Drivers from three of Chicago's ridesharing companies gathered at the Dirksen Federal Building Tuesday to file a motion to intervene in the lawsuit filed by a group of taxi owners.
Drivers from Lyft, uberX and Sidecar filed the motion seeking to dismiss the taxi owners' lawsuit that aims to regulate ridesharing.
The companies offer a smartphone app to connect riders with people offering a ride in their personal vehicle for a fee. The drivers don't have to pay for expensive city medallions like cab drivers do.
"There is no constitutional right to be free from competition," the rideshare drivers' attorney, Anthony Sanders, said. "And there is no constitutional right to have the government arrest your business competitors which is what the taxi cab companies are arguing."
The taxi owners' suit claims rideshare companies are jeopardizing public health and safety, and alleges the city allows the companies to discriminate against passengers in low-income neighborhoods. The suit also says the city is "failing to enforce its own regulations for taxi services."
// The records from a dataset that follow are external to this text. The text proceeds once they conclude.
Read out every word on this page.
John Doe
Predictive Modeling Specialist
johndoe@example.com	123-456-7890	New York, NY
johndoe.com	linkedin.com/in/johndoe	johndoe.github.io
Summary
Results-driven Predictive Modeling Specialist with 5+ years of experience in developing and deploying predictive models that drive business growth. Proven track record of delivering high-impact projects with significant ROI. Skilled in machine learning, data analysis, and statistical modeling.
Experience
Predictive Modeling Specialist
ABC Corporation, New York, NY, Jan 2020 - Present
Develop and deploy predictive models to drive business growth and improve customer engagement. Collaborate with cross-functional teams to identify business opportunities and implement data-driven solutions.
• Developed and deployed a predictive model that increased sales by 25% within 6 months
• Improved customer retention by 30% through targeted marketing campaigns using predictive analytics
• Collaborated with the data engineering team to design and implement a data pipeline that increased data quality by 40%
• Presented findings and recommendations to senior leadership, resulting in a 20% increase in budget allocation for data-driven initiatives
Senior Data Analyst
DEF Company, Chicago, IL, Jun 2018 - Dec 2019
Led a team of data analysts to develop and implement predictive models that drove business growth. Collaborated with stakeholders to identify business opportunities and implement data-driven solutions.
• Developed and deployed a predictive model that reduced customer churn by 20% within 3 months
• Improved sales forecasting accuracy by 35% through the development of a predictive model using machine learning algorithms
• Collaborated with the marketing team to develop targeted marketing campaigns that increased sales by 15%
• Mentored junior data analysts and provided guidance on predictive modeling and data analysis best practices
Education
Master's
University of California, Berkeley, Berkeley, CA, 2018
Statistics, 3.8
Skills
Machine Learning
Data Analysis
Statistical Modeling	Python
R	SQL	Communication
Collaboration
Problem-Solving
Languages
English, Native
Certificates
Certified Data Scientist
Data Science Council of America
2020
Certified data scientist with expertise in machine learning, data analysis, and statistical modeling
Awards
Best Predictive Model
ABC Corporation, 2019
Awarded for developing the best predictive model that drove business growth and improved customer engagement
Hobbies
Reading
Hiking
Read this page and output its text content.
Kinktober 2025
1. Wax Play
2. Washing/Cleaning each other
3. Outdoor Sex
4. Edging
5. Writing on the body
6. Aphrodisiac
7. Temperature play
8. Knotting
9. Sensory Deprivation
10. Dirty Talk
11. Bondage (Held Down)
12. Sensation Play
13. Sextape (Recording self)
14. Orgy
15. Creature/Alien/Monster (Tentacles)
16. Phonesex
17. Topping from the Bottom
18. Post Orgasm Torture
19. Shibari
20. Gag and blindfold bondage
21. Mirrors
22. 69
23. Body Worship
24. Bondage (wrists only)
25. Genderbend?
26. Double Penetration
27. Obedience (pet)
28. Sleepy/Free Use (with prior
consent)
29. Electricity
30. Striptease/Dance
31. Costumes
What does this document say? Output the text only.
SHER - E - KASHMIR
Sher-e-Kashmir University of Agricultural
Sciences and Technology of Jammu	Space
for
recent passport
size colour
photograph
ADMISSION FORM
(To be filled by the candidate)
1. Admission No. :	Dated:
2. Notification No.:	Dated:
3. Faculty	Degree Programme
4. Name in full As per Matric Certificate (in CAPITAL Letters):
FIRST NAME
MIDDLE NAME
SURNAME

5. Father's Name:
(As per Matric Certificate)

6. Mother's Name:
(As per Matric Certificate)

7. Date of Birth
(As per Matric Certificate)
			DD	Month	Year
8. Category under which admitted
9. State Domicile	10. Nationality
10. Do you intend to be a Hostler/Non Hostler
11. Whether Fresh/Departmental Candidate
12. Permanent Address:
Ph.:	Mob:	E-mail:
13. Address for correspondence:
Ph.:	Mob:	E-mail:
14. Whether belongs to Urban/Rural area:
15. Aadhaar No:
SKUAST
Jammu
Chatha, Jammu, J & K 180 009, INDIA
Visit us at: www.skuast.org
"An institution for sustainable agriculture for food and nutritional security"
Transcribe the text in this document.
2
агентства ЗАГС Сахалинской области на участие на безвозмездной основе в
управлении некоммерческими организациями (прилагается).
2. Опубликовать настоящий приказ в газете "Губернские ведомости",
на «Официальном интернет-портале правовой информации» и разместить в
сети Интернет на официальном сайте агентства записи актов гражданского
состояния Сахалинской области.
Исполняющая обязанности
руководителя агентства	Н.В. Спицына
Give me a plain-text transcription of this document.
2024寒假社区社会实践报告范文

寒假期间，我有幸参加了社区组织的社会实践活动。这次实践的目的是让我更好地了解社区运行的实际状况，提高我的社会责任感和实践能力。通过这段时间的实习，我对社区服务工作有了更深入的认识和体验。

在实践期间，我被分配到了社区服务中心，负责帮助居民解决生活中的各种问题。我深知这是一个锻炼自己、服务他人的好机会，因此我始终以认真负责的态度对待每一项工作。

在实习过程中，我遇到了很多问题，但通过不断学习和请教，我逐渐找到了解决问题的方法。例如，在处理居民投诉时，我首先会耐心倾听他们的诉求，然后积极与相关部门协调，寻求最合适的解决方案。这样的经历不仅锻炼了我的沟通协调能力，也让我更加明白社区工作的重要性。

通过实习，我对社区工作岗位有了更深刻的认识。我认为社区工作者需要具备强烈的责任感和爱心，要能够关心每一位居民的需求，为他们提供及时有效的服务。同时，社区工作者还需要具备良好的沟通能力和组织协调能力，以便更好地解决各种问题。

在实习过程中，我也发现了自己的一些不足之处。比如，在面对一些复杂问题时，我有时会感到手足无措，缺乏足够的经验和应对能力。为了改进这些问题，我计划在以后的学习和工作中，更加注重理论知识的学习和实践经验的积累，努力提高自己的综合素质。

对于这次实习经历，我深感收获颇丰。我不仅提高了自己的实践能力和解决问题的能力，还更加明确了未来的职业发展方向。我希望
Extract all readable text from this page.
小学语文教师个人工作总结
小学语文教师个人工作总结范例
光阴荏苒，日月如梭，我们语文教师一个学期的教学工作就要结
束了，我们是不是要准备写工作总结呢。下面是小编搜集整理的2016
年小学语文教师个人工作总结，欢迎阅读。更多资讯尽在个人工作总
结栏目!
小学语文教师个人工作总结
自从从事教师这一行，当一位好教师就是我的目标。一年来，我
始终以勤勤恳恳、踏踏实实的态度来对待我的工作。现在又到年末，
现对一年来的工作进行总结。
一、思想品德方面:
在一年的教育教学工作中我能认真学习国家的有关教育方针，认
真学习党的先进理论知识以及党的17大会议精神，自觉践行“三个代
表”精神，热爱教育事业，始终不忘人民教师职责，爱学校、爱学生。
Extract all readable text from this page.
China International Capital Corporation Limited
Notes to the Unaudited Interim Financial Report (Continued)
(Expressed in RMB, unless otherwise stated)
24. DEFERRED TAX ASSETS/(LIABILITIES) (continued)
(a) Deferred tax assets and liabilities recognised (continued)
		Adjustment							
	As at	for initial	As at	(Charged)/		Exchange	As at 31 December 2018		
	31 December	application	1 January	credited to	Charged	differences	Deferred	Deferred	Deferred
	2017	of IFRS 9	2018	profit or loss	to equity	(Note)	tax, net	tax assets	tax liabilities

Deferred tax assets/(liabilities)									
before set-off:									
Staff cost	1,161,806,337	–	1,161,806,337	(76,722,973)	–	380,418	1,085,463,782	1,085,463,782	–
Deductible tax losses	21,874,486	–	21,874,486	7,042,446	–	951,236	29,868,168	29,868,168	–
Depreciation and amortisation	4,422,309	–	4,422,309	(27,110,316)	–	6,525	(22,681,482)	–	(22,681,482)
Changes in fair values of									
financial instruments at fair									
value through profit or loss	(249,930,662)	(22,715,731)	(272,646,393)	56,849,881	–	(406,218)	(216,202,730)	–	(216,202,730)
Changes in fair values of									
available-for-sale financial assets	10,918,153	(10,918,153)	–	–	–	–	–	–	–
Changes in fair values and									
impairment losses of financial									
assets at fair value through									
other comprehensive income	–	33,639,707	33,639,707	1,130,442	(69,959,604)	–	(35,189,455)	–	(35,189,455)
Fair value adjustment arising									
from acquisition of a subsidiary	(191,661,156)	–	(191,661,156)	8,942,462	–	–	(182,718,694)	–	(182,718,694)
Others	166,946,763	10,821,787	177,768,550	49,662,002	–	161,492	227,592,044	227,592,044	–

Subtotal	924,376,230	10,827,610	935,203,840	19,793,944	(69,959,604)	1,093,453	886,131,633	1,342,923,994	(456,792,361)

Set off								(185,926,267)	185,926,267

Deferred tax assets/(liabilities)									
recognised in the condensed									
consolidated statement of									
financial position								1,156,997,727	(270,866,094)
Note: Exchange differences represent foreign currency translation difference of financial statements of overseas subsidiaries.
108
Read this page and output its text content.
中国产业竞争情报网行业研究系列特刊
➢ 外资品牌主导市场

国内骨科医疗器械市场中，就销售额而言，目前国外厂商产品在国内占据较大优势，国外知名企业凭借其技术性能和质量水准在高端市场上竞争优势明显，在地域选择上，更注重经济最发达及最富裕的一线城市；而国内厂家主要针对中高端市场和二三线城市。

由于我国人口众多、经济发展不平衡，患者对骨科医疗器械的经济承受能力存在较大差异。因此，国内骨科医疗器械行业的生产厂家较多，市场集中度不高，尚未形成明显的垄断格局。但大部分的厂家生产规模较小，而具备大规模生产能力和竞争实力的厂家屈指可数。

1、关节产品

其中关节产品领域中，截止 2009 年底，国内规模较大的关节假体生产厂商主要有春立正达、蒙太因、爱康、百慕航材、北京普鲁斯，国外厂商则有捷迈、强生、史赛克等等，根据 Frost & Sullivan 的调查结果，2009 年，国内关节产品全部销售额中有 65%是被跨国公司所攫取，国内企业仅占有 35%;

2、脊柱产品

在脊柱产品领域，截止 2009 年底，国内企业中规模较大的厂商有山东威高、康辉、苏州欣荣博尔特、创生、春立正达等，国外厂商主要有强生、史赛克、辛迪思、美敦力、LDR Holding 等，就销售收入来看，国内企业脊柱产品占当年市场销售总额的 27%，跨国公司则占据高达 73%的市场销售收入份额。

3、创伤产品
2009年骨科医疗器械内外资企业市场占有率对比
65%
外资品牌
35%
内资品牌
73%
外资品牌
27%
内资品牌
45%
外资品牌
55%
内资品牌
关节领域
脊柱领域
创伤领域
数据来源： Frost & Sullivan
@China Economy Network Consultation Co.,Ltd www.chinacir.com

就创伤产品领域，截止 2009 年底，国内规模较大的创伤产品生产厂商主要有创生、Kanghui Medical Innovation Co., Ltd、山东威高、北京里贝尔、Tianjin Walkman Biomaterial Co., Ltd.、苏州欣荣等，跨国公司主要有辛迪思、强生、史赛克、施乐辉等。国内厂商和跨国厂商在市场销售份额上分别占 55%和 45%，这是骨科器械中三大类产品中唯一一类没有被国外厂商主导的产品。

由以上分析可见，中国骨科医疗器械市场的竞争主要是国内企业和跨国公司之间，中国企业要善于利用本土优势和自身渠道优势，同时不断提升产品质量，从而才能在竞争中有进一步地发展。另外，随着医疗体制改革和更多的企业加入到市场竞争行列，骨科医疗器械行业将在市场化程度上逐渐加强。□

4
"That's essentially saying we're playing with two sets of rules," attorney Michael Shakman said. "This is an administration that understands public policy and has to realize that what it's doing is poor public policy."
Ridesharing drivers call the lawsuit baseless. and said they don't think the city should cave in to the cab companies’ demands.
Dan Burgess has been a rideshare driver for Uber X, Lyft and Sidecar for 11 months, and estimates he’s given about 500 rides in his Cubs-plated Hyundai.
“We’re not going to take the taxicab companies’ lawsuit sitting down, unless it ends with us sitting down in our cars picking up riders," Burgess said.
Burgess said smartphone-based ridesharing technology supports a cost-effective mode of transportation. "Chicago should be celebrating innovation, not debating whether or not to crush it.”
"That is simply what this case is about," Sanders said, "the taxi cab owners trying to prevent the public from having different options to move around the city."
Tuesday's motion to dismiss the lawsuit comes on the same day state lawmakers introduced legislation to establish Illinois standards for ridesharing services.
"If taxi drivers and chauffeur drivers are doing it, then they should be under the same regulation," 1st District Sen. Tony Munoz said.
Chicago has proposed its own set of rules for rideshare companies, but traditional taxi drivers like Bennett Dartey say more needs to be done, because the new services are taking money out of his pocket.
"They are taking a lot of business from us. It's slow, and they are making a lot of money," Dartey said.